Now we need to join them together, but first we should just go and turn off the text on a path, which are the tiger and milk items down here near the bottom of the layer. So I will go ahead and click the eyeballs for each one of them to turn them off. Now I will press Ctrl+Y or Command+Y on the Mac in order to switch to the Outline mode, and you want to press the A key to switch back to the White Arrow tool. Marquee these top two coincident anchor points right there. And now at this point, if you are working in Illustrator CS5 or CS6, you need to press the keyboard shortcut Ctrl+Shift+Alt+J or Command+Shift+Option+J. If you are working in CS4 or earlier, you can just press Command+J. And then set the points to smooth, like so, and click OK.

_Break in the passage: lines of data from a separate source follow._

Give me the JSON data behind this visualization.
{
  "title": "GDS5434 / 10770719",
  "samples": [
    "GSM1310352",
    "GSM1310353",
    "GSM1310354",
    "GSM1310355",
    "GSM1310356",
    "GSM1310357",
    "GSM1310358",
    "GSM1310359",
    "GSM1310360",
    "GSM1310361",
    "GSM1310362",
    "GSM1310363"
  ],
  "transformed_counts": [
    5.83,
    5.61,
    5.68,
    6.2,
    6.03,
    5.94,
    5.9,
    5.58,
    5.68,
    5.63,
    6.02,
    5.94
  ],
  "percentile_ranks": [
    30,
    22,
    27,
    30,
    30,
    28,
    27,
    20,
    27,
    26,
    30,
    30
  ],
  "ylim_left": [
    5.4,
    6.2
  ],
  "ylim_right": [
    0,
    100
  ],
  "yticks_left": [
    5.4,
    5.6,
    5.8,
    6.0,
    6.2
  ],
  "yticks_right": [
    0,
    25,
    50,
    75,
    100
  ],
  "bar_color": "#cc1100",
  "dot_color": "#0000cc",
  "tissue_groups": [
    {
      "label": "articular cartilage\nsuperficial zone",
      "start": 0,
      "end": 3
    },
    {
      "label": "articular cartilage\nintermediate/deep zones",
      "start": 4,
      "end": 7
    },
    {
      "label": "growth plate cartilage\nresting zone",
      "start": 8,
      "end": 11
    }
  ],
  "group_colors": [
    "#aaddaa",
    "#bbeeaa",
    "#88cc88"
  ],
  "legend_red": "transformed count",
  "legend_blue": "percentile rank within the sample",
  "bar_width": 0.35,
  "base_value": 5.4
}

Now repeat that process for these bottom two points. So go ahead and marquee those coincident points. They look like just one anchor point; they are really two. Then press Ctrl+Shift+Alt+J, Command+Shift+Option+J on the Mac, set the points to Smooth, click OK. We are almost done. Go ahead and press Ctrl+Y or Command+Y on the Mac to switch back to the Preview mode. Press the V key to get the Move tool. Let's go ahead and click on this top path right there and bring back up your Brushes panel again. You can do that by pressing the F5 key incidentally. And then click on tiger in order to assign it to the path.
Then drop down to this path outline, click on it to make it active, and click on milk in order to assign that art brush. The downside of course is that this text is not editable, so if you want to change the text, you are going to have to go off to that editable text on the side, modify the text, convert it to outlines, and then either edit the existing brush or make a new one. However, the upside is that you have text that warps to the path and looks absolutely beautiful regardless of its size, here inside Illustrator.